3. There were no fresh fruit and vegetables in the neighborhood- just fast food, boxed food, greasy Chinese food at the corner.

4. The urban farming movement needs an upgrade. It will benefit from a glamorous and edgy reinterpretation.

5. The slow-foods approach to growing and cooking could use some momentum in New Orleans. Why not have the finest of what western culture has come to understand find expression in the most shunned and forgotten portion of the city?

6. With an abundance of time and creativity resulting, ironically, from social and economic disenfranchisement, people in St Roch are in the best position to create and live out such a vision.

7. St Roch is full of empty lots and blighted architecture.
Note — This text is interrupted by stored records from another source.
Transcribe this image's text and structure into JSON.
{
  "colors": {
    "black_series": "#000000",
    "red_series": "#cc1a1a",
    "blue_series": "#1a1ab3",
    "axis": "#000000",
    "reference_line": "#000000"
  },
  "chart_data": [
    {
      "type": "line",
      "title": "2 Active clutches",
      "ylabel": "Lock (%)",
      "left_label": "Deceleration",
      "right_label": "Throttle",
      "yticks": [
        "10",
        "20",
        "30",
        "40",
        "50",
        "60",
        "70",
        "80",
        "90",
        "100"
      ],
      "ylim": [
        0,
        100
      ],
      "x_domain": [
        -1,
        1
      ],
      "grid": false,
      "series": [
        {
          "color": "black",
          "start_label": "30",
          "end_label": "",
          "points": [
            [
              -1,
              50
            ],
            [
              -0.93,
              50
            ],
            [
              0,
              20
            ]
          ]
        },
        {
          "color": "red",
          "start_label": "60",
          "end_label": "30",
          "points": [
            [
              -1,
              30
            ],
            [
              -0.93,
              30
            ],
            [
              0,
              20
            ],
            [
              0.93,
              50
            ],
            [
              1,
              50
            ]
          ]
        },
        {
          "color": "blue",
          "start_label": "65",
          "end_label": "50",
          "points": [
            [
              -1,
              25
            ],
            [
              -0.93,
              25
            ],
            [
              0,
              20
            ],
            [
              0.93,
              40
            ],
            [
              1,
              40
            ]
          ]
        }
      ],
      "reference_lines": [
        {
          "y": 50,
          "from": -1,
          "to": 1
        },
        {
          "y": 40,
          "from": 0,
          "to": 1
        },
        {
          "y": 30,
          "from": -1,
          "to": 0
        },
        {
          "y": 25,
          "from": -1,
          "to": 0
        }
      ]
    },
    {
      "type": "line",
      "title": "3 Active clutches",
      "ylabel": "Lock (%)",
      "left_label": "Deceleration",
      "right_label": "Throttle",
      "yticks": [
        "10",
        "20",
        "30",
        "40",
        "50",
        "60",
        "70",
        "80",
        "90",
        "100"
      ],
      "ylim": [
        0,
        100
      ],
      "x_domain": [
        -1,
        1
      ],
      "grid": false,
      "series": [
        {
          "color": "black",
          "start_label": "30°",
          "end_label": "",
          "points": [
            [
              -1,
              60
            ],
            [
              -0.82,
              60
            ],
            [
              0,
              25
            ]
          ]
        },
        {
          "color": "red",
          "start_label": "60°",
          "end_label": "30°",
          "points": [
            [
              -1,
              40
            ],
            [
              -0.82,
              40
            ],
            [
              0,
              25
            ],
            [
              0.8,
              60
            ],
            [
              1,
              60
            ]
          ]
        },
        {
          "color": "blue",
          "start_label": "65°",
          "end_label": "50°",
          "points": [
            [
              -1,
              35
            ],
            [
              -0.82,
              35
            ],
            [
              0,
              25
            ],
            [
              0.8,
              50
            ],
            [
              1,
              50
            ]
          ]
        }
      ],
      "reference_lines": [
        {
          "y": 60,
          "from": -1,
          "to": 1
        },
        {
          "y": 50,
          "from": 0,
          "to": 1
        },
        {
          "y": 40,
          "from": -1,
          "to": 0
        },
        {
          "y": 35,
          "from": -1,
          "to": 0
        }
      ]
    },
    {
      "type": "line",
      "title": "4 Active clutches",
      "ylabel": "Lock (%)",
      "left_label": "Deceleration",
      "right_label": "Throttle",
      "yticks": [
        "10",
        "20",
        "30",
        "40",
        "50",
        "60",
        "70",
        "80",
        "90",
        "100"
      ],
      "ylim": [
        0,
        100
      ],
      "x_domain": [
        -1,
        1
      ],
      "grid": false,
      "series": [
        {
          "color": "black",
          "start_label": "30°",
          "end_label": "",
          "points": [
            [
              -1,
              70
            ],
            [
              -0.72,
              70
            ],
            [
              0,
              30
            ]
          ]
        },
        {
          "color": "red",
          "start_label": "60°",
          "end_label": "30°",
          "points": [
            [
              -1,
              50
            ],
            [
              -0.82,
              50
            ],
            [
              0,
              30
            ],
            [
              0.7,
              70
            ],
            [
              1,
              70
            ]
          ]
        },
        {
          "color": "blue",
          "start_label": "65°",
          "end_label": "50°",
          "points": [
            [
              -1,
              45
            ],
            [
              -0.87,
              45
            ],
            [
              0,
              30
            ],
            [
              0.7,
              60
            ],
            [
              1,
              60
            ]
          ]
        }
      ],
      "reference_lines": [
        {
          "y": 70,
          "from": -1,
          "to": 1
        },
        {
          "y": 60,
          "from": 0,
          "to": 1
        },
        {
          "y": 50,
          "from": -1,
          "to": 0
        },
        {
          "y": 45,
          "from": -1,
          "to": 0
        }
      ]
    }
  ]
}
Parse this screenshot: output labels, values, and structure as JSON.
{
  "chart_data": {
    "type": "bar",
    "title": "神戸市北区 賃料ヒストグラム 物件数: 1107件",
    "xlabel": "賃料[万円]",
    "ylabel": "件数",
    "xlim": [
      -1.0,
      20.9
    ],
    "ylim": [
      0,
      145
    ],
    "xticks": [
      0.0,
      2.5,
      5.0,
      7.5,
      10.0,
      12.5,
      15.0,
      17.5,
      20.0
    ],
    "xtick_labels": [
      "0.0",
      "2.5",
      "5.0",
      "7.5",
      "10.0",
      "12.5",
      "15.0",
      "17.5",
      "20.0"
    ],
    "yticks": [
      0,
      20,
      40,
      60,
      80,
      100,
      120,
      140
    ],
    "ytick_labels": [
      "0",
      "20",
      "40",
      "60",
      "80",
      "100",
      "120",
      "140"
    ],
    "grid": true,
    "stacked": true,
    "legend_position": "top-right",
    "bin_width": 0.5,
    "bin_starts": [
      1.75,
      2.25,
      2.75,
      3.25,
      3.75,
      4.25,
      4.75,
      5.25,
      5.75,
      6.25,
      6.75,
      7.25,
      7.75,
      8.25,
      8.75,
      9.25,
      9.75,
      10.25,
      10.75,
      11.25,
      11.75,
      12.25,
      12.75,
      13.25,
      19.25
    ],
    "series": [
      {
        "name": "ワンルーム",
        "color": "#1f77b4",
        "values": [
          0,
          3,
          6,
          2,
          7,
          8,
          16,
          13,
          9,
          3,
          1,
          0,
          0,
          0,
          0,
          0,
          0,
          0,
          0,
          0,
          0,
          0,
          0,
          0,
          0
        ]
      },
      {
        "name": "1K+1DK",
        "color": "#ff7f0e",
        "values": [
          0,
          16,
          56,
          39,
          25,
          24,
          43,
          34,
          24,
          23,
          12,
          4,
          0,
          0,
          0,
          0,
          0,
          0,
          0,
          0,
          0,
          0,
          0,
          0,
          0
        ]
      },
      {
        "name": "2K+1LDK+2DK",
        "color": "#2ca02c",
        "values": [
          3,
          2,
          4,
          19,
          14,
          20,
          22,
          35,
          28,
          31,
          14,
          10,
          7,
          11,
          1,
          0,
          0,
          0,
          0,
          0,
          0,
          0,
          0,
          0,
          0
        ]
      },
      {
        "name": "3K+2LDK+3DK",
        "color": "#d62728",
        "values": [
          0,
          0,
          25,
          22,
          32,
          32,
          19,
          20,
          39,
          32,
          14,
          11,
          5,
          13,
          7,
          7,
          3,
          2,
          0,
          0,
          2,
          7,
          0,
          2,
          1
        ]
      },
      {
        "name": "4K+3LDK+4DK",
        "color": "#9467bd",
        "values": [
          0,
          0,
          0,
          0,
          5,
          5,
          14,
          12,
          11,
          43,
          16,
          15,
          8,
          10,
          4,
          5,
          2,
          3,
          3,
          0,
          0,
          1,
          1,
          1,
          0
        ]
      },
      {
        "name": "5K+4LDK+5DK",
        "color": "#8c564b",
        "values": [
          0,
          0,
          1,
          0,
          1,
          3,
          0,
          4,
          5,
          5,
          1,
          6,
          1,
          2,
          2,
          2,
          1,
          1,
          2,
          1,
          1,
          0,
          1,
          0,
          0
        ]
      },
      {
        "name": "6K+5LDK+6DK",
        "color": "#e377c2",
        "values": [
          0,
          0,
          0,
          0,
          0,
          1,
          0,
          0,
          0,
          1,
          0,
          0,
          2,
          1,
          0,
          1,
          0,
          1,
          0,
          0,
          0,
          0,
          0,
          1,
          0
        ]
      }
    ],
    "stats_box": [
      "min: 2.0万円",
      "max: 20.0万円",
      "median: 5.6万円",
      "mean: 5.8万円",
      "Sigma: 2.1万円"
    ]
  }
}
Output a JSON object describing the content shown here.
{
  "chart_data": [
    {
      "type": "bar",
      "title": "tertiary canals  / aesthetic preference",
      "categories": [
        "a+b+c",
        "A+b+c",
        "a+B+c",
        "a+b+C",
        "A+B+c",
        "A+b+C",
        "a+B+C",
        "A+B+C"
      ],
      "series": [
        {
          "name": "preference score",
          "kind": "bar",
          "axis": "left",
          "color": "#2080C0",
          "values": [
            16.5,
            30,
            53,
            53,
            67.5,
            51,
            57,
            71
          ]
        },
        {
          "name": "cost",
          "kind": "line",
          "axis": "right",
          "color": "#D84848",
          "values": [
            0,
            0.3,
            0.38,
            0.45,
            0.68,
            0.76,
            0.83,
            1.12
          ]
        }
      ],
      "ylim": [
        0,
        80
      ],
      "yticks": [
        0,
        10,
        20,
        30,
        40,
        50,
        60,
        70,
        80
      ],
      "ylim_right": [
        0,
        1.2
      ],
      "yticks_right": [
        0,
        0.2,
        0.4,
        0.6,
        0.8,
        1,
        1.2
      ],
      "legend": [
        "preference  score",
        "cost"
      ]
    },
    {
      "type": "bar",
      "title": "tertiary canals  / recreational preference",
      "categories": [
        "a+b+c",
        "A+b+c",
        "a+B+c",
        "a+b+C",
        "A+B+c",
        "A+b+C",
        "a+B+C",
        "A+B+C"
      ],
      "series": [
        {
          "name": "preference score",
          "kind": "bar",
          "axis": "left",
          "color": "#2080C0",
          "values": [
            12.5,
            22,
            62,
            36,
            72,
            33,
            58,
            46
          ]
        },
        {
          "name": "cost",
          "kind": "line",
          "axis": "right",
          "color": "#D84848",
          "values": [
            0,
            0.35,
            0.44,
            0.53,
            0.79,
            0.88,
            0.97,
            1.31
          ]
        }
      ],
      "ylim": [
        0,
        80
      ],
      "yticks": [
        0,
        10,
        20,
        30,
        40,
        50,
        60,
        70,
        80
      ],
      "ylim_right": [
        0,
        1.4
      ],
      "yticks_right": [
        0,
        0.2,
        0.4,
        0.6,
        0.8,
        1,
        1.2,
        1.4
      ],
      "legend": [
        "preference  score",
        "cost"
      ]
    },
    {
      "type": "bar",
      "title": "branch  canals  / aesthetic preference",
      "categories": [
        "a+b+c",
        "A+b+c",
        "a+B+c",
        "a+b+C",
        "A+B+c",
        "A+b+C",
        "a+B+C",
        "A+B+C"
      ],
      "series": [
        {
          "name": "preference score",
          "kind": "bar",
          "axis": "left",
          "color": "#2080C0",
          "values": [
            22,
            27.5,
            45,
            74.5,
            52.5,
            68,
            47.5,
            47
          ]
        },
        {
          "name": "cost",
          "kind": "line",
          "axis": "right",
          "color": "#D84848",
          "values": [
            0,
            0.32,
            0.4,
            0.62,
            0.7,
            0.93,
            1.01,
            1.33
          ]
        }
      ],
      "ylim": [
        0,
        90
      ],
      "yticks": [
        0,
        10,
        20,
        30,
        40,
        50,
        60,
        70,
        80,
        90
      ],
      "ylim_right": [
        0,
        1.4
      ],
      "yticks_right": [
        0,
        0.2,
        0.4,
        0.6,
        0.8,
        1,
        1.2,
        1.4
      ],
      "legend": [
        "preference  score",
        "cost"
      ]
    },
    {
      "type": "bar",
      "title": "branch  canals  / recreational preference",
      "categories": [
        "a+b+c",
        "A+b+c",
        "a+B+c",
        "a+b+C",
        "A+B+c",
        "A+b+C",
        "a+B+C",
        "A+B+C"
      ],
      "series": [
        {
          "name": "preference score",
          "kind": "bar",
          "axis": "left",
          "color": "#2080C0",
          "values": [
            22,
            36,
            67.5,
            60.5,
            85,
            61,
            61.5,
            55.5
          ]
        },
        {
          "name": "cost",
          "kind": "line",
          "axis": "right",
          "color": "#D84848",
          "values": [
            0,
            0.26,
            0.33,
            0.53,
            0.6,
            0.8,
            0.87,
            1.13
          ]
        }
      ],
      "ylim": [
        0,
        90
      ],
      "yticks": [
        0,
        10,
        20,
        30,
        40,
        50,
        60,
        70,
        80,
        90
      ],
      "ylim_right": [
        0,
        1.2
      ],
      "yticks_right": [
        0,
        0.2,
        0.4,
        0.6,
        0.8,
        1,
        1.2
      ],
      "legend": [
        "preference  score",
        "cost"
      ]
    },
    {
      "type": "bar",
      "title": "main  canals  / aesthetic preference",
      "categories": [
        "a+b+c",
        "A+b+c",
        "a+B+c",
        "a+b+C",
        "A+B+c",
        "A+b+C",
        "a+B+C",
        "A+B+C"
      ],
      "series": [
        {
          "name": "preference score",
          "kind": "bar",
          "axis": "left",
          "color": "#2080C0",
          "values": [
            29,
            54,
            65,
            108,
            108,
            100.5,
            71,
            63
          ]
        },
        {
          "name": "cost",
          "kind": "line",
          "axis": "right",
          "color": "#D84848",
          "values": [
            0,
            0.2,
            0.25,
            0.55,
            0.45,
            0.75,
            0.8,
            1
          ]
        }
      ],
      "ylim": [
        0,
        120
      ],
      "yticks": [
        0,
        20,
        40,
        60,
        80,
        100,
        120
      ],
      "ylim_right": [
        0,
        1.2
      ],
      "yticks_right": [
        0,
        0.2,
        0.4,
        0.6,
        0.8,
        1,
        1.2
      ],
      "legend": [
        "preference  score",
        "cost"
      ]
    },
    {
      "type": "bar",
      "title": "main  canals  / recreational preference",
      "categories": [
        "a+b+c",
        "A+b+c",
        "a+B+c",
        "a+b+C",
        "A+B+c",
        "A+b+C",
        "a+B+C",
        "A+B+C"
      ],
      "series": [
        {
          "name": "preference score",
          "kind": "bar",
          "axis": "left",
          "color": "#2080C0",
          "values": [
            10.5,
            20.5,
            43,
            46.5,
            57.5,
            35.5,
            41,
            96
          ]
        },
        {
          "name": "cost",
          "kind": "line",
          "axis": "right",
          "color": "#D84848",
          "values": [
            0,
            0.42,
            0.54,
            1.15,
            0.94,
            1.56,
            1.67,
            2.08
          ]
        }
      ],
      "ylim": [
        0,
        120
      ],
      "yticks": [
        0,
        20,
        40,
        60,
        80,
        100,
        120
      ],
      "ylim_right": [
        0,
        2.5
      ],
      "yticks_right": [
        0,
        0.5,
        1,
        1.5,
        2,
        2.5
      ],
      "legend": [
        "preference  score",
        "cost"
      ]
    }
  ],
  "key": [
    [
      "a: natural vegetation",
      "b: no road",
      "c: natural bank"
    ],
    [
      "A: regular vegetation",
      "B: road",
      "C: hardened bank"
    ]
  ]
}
Perfect!

8. Art benefits from expansion into new contexts and mediums. Let farming and social problems be a medium for the making of art!

9. It is far out when a giant eggplant grows out of nowhere and appears suddenly on a bush! Everybody responds to this!

10. Humans, and especially artists, have ego problems that result in hang-ups with class strata. Let’s get over them by connecting to something greater than ourselves (living things, the seasons, the land).

11. And so dissolve barriers through work that enriches and connects us.

FARM AS ART

Our heroes were those who took ownership of the museum and made it more site-specific, more sacred, bringing to the world a height of sensibility through the architecture and energy of a space- the Beyeler, Noguchi, Cy Twombly at the Menil, Donald Judd’s Marfa.

When we failed to raise the 2 million dollars for our own pristine temple to installation art, we began to use an abandoned neighborhood. Thus, quite by accident, Life is Art began with an exit from the perfection of a formal museum.

This mishap has become an inspirational force. Now our minds are open and we realize the entire theatre of life is medium for the making of art. We also see how art benefits from a challenging space. Every element of reality can be engaged by the artist- living, edible plants as easily as an abandoned neighborhood. What is done with the harvest, the empty field, the new seeds, is art as well. It is for the artist to discover how.

Social problems are an even more challenging medium. How can the integrity of artwork be maintained alongside an overwhelming message of positive social evolution? We grant that it is a quagmire to embody artistic quality while performing positive social work (all of the minimalists and most great artists have avoided it) and thus it is a challenge we are happy to offer. Proposals may be submitted by mail (without our signature required) or most effectively, by showing up.